This past weekend, The New York Times reviewed a book titled The Haves and the Have Nots: A Brief and Idiosyncratic History of Global Inequality.The book is about income distribution and while it may sound like the same old argument about the inequality of it all, it is more. The book is built around three academic essays; but each is followed by a number of short pieces to add flavor and color to the discussion.
What is particularly interesting to me is the information that seems to be in the second and third essays - those that focus on global inequality. There are bits of information in there that can be used with students when discussion income inequality and economic development that might bring clarity to their thought. Specifically, it will help them understand that the idea of wealth can be somewhat subjective.
This blog post from The New York Times (HT to Marginal Revolution) was a follow-up to the review. The author points out an interesting chart that shows that the average real income of the bottom five percent in the U.S. is higher than the average real income of the top five percent in India.
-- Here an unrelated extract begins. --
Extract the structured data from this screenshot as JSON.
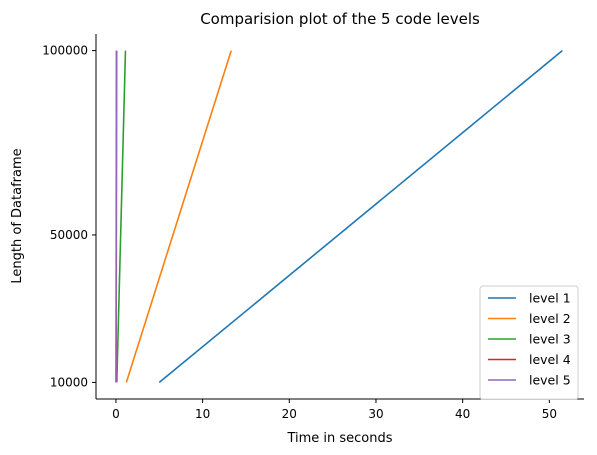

Having said that, I suspect the spread in India's top five is significantly larger than the spread in the bottom five in the U.S. That alone should help students become more skeptical about how "averages" are used. But the relative wealth of the "poor" in the U.S. is something that we often forget. That does not excuse the gap, but it does put it into a different perspective. I hope to read this book soon, and I'm placing it on my carousel at left. I hope some of you are also moved to read it, and come back and comment.